Applies noise to words sequences.

Inherits from: builtins.object

__init__(noises=None, subword_token='￭', is_spacer=None)[source]

Initializes the noising class.

Parameters

noises – A list of opennmt.data.Noise instances to apply sequentially.
subword_token – The special token used by the subword tokenizer. This is required when the noise should be applied at the word level and not the subword level.
is_spacer – Whether subword_token is used as a spacer (as in SentencePiece) or a joiner (as in BPE). If None, will infer directly from subword_token.

See also

opennmt.data.tokens_to_words()

add(noise)[source]: Adds a noise to apply.

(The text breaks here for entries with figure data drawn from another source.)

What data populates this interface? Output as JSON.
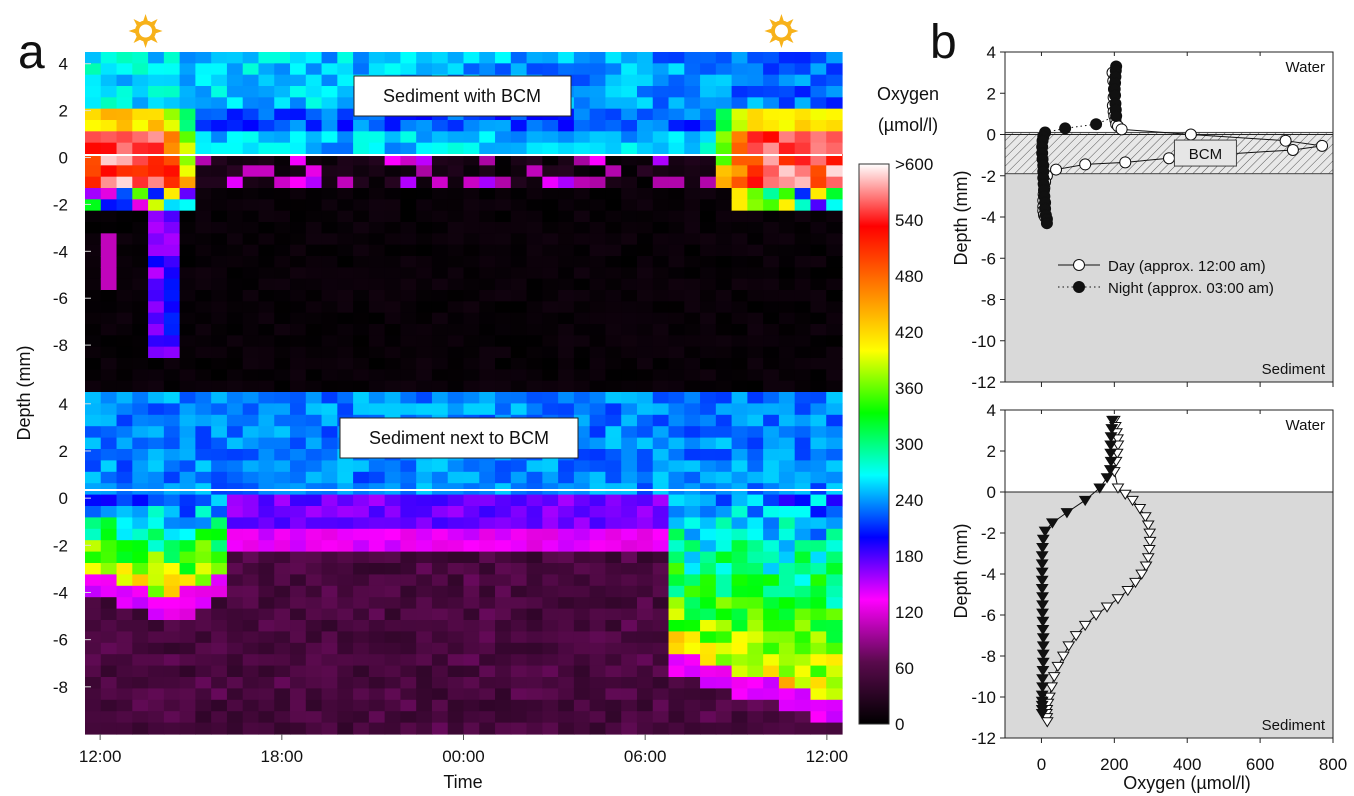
{
  "panel_labels": {
    "a": "a",
    "b": "b"
  },
  "icons": {
    "day_icon": "sun-icon",
    "night_icon": "moon-icon",
    "sun_color": "#f7b21a",
    "moon_color": "#111111"
  },
  "chart_data": [
    {
      "id": "a-top",
      "type": "heatmap",
      "box_label": "Sediment with  BCM",
      "xlabel": "",
      "ylabel": "Depth (mm)",
      "xlim_hours": [
        11.5,
        36.5
      ],
      "ylim": [
        -10,
        4.5
      ],
      "yticks": [
        4,
        2,
        0,
        -2,
        -4,
        -6,
        -8
      ],
      "interface_depth": 0,
      "icon_times": [
        "13:30",
        "01:00",
        "10:30"
      ]
    },
    {
      "id": "a-bottom",
      "type": "heatmap",
      "box_label": "Sediment next to BCM",
      "xlabel": "Time",
      "ylabel": "Depth (mm)",
      "xticks": [
        "12:00",
        "18:00",
        "00:00",
        "06:00",
        "12:00"
      ],
      "xlim_hours": [
        11.5,
        36.5
      ],
      "ylim": [
        -10,
        4.5
      ],
      "yticks": [
        4,
        2,
        0,
        -2,
        -4,
        -6,
        -8
      ],
      "interface_depth": 0
    },
    {
      "id": "colorbar",
      "type": "colorbar",
      "title_lines": [
        "Oxygen",
        "(µmol/l)"
      ],
      "ticks": [
        ">600",
        "540",
        "480",
        "420",
        "360",
        "300",
        "240",
        "180",
        "120",
        "60",
        "0"
      ],
      "stops": [
        "#000000",
        "#5a0a4d",
        "#ff00ff",
        "#0000ff",
        "#00ffff",
        "#00ff00",
        "#ffff00",
        "#ff8000",
        "#ff0000",
        "#ffffff"
      ]
    },
    {
      "id": "b-top",
      "type": "line",
      "xlabel": "Oxygen (µmol/l)",
      "ylabel": "Depth (mm)",
      "xlim": [
        -100,
        800
      ],
      "ylim": [
        -12,
        4
      ],
      "xticks": [
        0,
        200,
        400,
        600,
        800
      ],
      "yticks": [
        4,
        2,
        0,
        -2,
        -4,
        -6,
        -8,
        -10,
        -12
      ],
      "water_label": "Water",
      "sediment_label": "Sediment",
      "bcm_label": "BCM",
      "bcm_range": [
        -1.9,
        0.1
      ],
      "series": [
        {
          "name": "Day (approx. 12:00 am)",
          "marker": "circle-open",
          "line": "solid",
          "x": [
            195,
            197,
            199,
            198,
            196,
            198,
            200,
            203,
            205,
            210,
            220,
            410,
            670,
            770,
            690,
            505,
            350,
            230,
            120,
            40,
            15,
            10,
            8,
            6,
            5,
            5,
            5,
            7,
            10
          ],
          "y": [
            3.0,
            2.6,
            2.2,
            1.8,
            1.4,
            1.1,
            0.9,
            0.7,
            0.5,
            0.4,
            0.25,
            0.0,
            -0.3,
            -0.55,
            -0.75,
            -0.95,
            -1.15,
            -1.35,
            -1.45,
            -1.7,
            -2.0,
            -2.3,
            -2.6,
            -2.9,
            -3.2,
            -3.5,
            -3.7,
            -3.9,
            -4.0
          ]
        },
        {
          "name": "Night (approx. 03:00 am)",
          "marker": "circle-filled",
          "line": "dotted",
          "x": [
            205,
            204,
            203,
            202,
            201,
            202,
            203,
            204,
            205,
            150,
            65,
            10,
            5,
            3,
            2,
            2,
            3,
            5,
            5,
            5,
            6,
            7,
            8,
            10,
            10,
            12,
            15,
            15
          ],
          "y": [
            3.3,
            3.1,
            2.8,
            2.5,
            2.2,
            1.9,
            1.5,
            1.2,
            0.9,
            0.5,
            0.3,
            0.1,
            -0.1,
            -0.3,
            -0.6,
            -0.9,
            -1.2,
            -1.5,
            -1.8,
            -2.1,
            -2.4,
            -2.7,
            -3.0,
            -3.3,
            -3.6,
            -3.9,
            -4.1,
            -4.3
          ]
        }
      ]
    },
    {
      "id": "b-bottom",
      "type": "line",
      "xlabel": "Oxygen (µmol/l)",
      "ylabel": "Depth (mm)",
      "xlim": [
        -100,
        800
      ],
      "ylim": [
        -12,
        4
      ],
      "xticks": [
        0,
        200,
        400,
        600,
        800
      ],
      "yticks": [
        4,
        2,
        0,
        -2,
        -4,
        -6,
        -8,
        -10,
        -12
      ],
      "water_label": "Water",
      "sediment_label": "Sediment",
      "series": [
        {
          "name": "",
          "marker": "triangle-down-open",
          "line": "solid",
          "x": [
            200,
            203,
            206,
            209,
            210,
            208,
            205,
            200,
            210,
            230,
            250,
            270,
            285,
            293,
            297,
            298,
            296,
            293,
            287,
            275,
            258,
            237,
            210,
            180,
            150,
            120,
            95,
            75,
            60,
            45,
            35,
            28,
            22,
            18,
            15,
            14,
            15,
            16
          ],
          "y": [
            3.5,
            3.2,
            2.9,
            2.6,
            2.3,
            1.9,
            1.5,
            1.0,
            0.2,
            -0.1,
            -0.4,
            -0.8,
            -1.2,
            -1.6,
            -2.0,
            -2.4,
            -2.8,
            -3.2,
            -3.6,
            -4.0,
            -4.4,
            -4.8,
            -5.2,
            -5.6,
            -6.0,
            -6.5,
            -7.0,
            -7.5,
            -8.0,
            -8.5,
            -9.0,
            -9.5,
            -10.0,
            -10.3,
            -10.6,
            -10.8,
            -11.0,
            -11.2
          ]
        },
        {
          "name": "",
          "marker": "triangle-down-filled",
          "line": "solid",
          "x": [
            195,
            193,
            191,
            190,
            190,
            191,
            189,
            180,
            160,
            120,
            70,
            30,
            10,
            5,
            3,
            2,
            2,
            2,
            2,
            2,
            3,
            3,
            3,
            4,
            4,
            5,
            5,
            5,
            5,
            4,
            3,
            3,
            2,
            2,
            2,
            2,
            2
          ],
          "y": [
            3.5,
            3.1,
            2.7,
            2.3,
            1.9,
            1.5,
            1.1,
            0.7,
            0.2,
            -0.4,
            -1.0,
            -1.5,
            -1.9,
            -2.3,
            -2.7,
            -3.1,
            -3.5,
            -3.9,
            -4.3,
            -4.7,
            -5.1,
            -5.5,
            -5.9,
            -6.3,
            -6.7,
            -7.1,
            -7.5,
            -7.9,
            -8.3,
            -8.7,
            -9.1,
            -9.5,
            -9.9,
            -10.2,
            -10.4,
            -10.6,
            -10.8
          ]
        }
      ]
    }
  ]
}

__call__(tokens, sequence_length=None, keep_shape=False, probability=None)[source]

Applies noise on tokens.

Parameters

tokens – A string tf.Tensor, a batch of string tf.Tensor, or a string tf.RaggedTensor.
sequence_length – When tokens is a dense tensor, the length of each sequence in the batch.
keep_shape – Ensure that the original dense shape is kept. Otherwise, fit the shape to the new lengths.
probability – Probability to apply noise on each example.

Returns

If tokens is a tf.RaggedTensor, the method returns the noisy tokens as a tf.RaggedTensor, otherwise it returns a tuple with the noisy tokens as a tf.Tensor and the new lengths.

Raises

ValueError – if tokens is a batch of string but sequence_length is not passed.
ValueError – if keep_shape is True but tokens is a tf.RaggedTensor.